I think storing a String->String map per index makes sense, but I'm not
sure it makes sense for this to be implemented as a set of Fields, since
many field attributes do not make sense here, such as Indexed,
Tokenized, Stored, Vectored, etc. The Binary & Compressed attributes
could make sense however. So we could try to refactor Field, but much
of it would not be shared code anyway, since we would probably not use
the same format for field names. So I think I would opt for a similar
yet distinct implementation for index attributes rather than overloading
Grant Ingersoll wrote:
> At the Index (Directory ???) level, I think we could make it such that a
> Directory/Index can have Fields (perhaps just Keyword based, not sure
> what it would mean to have tokenized text stored on the index)
> associated with it as well. Thus we would be able to use existing
> mechanisms for writing Index level metadata. We would just need a new
> place in the file format for storing these fields. This may call for
> some marker interfaces (in Java land anyway) such that the Index field
> addition mechanism only allows certain kind of Fields if that makes sense.
> Then the user could do similar things to an Index that they do to a
> Document (i.e. get value for a field, etc.). I currently simulate this
> in our IR Tools implementation by writing out an XML file that goes in
> the same directory as the index files and stores metadata about the index.
> Doug Cutting wrote:
>> Marvin Humphrey wrote:
>>> The number of bits per position dedicated to weighting (4-8 out of
>>> 16) in the Google paper is maddeningly small. However the number of
>>> bits per document per term for a common term is embarrassingly large
>>> compared to the 8 Lucene currently has available. It strikes me
>>> that it might be helpful to delta encode not just positions, but
>>> boosts as well.
>> Not sure what you mean here, since boosts are not ordered.
>> Personally I think the eight-bit floats used by Lucene give plenty of
>> precision for this class of computation. Relevant documents should be
>> easily distinguished from non-relevant documents, and fine-differences
>> in ranking between relevant documents don't matter. The only time
>> folks have complained about the precision of eight-bit floats in
>> Lucene is when they've attempted to overload them with other semantics
>> besides relevance (e.g., dates), which is inappropriate.

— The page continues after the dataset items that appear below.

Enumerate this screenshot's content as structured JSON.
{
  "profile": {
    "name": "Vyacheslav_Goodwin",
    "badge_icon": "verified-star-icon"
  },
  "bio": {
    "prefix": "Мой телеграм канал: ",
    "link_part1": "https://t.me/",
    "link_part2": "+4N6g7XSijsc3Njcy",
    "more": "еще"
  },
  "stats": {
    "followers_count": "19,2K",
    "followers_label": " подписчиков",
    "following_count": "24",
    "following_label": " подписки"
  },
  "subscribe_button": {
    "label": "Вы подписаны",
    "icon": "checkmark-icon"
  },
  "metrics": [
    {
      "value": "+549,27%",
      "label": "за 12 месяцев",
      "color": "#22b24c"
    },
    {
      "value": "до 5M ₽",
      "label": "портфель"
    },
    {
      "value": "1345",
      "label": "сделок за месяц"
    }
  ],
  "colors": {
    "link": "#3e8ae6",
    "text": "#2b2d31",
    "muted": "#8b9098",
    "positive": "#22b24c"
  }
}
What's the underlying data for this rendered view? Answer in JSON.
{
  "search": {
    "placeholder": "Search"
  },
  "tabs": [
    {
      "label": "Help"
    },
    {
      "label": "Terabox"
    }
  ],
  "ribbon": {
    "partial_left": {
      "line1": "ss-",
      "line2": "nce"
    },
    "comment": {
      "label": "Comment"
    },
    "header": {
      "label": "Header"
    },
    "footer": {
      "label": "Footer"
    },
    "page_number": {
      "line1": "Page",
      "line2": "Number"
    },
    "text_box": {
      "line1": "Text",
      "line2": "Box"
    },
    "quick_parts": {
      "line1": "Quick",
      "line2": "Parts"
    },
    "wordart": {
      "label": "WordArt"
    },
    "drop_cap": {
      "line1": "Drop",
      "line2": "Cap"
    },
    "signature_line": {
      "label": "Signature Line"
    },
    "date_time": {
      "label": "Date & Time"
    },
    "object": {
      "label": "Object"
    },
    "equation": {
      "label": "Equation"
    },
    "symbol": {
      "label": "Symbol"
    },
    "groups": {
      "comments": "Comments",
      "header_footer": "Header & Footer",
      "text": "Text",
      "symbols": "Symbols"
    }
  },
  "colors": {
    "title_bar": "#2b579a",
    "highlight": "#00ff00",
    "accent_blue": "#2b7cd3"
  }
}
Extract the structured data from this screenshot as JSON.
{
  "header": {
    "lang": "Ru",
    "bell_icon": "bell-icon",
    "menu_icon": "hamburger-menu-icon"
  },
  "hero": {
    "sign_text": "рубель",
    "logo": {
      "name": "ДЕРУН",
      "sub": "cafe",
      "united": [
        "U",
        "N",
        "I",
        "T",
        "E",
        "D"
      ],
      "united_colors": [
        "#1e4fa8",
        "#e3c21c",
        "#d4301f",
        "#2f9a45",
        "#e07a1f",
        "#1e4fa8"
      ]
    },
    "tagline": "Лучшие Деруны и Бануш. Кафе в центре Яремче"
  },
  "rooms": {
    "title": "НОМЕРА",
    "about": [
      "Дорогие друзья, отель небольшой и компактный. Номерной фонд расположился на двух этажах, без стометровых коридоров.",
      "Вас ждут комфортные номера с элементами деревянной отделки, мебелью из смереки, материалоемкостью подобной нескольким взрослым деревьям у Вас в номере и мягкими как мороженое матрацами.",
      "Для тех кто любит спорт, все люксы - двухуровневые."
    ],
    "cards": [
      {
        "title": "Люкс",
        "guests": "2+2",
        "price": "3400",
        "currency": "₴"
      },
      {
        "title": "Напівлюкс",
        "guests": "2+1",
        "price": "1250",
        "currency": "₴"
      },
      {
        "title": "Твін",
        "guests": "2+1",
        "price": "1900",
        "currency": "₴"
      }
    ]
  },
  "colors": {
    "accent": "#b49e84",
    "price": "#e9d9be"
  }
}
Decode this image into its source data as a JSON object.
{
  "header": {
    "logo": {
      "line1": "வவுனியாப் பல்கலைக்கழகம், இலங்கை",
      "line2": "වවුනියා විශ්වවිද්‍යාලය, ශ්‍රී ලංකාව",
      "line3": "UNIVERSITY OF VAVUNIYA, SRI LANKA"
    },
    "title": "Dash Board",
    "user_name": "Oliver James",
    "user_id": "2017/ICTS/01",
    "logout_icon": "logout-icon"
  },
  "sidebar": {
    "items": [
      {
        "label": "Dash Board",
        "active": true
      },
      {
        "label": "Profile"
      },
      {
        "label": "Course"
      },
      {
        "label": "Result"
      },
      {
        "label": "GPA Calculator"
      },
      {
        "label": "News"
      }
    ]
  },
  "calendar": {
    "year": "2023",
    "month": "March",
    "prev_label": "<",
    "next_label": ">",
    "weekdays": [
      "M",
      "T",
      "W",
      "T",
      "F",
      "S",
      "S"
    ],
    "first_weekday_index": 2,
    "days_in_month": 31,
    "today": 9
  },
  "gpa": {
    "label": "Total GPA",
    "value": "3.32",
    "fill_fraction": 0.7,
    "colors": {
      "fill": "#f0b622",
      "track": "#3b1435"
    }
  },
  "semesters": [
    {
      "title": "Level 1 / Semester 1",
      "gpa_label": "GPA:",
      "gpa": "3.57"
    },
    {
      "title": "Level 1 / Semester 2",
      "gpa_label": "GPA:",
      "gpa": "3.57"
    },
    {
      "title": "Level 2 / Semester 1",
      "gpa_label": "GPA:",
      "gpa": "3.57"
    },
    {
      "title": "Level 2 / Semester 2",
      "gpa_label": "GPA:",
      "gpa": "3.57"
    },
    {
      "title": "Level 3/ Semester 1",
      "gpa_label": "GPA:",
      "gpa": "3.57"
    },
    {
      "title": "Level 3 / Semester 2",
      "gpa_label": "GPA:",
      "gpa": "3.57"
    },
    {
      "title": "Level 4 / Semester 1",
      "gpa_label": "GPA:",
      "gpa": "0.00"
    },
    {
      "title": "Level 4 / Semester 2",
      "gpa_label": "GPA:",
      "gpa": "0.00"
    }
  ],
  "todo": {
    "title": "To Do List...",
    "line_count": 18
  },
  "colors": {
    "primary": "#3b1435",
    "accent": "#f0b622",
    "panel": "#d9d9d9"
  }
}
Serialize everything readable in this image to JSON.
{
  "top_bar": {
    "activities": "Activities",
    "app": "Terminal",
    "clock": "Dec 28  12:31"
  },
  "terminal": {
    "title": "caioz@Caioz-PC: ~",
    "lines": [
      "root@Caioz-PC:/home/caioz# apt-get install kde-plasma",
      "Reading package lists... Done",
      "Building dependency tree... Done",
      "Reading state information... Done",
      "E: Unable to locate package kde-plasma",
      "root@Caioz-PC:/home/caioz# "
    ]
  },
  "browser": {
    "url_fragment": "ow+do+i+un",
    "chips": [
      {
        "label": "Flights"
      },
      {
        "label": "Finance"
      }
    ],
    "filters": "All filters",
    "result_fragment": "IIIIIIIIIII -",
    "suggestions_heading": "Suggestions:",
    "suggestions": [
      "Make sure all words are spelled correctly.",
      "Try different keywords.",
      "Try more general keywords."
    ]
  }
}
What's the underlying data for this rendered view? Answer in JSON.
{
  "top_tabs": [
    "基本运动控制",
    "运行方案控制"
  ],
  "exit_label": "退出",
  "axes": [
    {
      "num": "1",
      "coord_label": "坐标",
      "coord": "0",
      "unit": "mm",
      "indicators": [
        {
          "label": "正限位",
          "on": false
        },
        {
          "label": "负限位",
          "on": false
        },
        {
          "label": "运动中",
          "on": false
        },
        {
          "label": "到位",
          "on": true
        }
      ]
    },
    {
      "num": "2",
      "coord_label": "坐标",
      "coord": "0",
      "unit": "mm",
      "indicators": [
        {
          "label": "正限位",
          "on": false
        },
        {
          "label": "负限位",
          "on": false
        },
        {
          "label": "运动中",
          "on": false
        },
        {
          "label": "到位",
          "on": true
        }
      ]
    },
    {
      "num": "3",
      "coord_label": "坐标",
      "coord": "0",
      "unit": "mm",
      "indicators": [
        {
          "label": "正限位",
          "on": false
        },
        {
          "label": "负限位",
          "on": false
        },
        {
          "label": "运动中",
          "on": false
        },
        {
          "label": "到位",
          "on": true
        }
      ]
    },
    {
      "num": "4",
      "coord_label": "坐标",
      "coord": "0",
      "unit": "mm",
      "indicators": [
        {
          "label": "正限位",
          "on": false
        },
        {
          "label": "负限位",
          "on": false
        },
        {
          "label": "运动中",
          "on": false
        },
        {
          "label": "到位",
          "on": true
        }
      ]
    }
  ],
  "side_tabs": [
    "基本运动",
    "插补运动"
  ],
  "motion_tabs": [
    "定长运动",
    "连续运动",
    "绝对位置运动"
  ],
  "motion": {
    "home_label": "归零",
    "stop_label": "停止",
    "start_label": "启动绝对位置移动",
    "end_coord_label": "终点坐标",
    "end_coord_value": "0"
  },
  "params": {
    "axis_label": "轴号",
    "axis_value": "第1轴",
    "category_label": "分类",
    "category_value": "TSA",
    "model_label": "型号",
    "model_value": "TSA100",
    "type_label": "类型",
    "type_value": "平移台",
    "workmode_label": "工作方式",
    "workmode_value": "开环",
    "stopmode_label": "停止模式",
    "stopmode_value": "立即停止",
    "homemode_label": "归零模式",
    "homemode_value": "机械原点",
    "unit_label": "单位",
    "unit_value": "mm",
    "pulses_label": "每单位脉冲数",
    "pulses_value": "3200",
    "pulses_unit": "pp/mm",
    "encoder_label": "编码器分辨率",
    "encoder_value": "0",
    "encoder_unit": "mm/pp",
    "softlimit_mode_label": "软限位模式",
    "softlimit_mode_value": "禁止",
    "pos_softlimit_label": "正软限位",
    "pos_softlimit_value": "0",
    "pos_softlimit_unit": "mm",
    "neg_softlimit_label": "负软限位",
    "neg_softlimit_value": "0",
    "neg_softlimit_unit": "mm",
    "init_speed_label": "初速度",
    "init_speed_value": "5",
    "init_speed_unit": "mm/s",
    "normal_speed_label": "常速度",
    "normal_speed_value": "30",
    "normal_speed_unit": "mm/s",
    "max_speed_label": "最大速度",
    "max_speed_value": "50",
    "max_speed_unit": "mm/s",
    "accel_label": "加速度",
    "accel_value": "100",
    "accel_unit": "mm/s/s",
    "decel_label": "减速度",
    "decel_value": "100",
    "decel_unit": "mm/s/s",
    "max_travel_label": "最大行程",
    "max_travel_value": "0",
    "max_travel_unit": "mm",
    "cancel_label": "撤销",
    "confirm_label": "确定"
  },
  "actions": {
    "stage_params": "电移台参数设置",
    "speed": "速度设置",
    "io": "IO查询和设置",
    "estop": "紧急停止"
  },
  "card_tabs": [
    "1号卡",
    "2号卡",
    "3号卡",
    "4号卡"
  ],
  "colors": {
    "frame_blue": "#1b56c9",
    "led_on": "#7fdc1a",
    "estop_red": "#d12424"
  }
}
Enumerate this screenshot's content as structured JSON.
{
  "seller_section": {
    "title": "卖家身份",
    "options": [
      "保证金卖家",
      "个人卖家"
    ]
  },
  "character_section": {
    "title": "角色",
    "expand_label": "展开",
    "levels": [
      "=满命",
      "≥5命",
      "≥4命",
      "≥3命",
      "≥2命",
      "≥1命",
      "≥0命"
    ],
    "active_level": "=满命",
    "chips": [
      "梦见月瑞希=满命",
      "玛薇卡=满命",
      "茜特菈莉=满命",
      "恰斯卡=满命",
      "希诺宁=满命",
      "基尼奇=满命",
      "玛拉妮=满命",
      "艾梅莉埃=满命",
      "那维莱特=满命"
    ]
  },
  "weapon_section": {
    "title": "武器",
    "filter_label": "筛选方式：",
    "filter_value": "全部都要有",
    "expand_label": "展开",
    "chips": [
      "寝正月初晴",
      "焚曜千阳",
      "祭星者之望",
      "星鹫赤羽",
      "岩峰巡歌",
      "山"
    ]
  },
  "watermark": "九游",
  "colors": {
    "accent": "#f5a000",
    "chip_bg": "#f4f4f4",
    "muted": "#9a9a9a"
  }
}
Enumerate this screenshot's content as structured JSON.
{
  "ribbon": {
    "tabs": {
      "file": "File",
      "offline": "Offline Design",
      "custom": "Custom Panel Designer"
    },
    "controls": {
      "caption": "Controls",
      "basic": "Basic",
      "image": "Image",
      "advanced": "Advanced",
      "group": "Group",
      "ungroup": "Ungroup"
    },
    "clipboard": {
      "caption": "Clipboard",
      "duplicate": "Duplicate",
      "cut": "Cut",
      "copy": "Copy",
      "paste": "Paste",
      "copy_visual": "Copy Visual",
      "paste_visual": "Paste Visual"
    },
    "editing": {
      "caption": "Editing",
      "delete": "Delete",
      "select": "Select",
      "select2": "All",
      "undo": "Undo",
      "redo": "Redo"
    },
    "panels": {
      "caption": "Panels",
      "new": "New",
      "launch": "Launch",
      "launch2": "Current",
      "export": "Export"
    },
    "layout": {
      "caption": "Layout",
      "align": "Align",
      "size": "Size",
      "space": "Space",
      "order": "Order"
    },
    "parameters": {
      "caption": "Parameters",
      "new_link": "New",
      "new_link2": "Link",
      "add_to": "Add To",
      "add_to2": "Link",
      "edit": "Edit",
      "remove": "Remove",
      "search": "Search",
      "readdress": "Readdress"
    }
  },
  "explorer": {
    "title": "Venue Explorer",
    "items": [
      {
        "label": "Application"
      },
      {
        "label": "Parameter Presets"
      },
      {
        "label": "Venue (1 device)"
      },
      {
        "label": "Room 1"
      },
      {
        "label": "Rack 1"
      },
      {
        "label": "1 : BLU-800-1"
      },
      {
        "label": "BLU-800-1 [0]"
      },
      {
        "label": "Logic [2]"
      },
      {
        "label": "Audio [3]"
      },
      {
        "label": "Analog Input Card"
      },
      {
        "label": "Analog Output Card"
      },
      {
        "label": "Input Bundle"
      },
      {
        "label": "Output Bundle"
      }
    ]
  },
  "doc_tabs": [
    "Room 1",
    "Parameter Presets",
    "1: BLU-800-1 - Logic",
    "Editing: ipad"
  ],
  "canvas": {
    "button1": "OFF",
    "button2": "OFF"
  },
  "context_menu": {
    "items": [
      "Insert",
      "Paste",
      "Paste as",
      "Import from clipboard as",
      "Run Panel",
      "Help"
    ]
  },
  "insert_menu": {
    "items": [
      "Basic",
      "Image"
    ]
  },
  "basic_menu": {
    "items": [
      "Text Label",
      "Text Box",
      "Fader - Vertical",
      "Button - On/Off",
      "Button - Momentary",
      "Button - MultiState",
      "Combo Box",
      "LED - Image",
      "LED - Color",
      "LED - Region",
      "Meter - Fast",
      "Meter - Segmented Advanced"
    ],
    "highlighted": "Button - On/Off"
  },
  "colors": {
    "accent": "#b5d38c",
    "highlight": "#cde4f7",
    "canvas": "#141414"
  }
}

>> So I would opt for delta-encoded positions with a one-byte boost.
>> I think combining frequencies and positions in a single file might be
>> useful. If folks don't want to pay the penalty of pawing through
>> positions then they should disable position indexing for that field.
>> Another thing folks have frequently asked for is per-document boosts
>> (i.e., boosts instead of frequencies, and no positions).
>> Some useful posting options are thus:
>> a. <doc>+
>> b. <doc, boost>+
>> c. <doc, freq, <position>+ >+
>> d. <doc, freq, <position, boost>+ >+
>> These suggest the following booleans per field:
>> 1. freq
>> 2. document boost
>> 3. position (requires freq)
>> 4. position boost (requires position)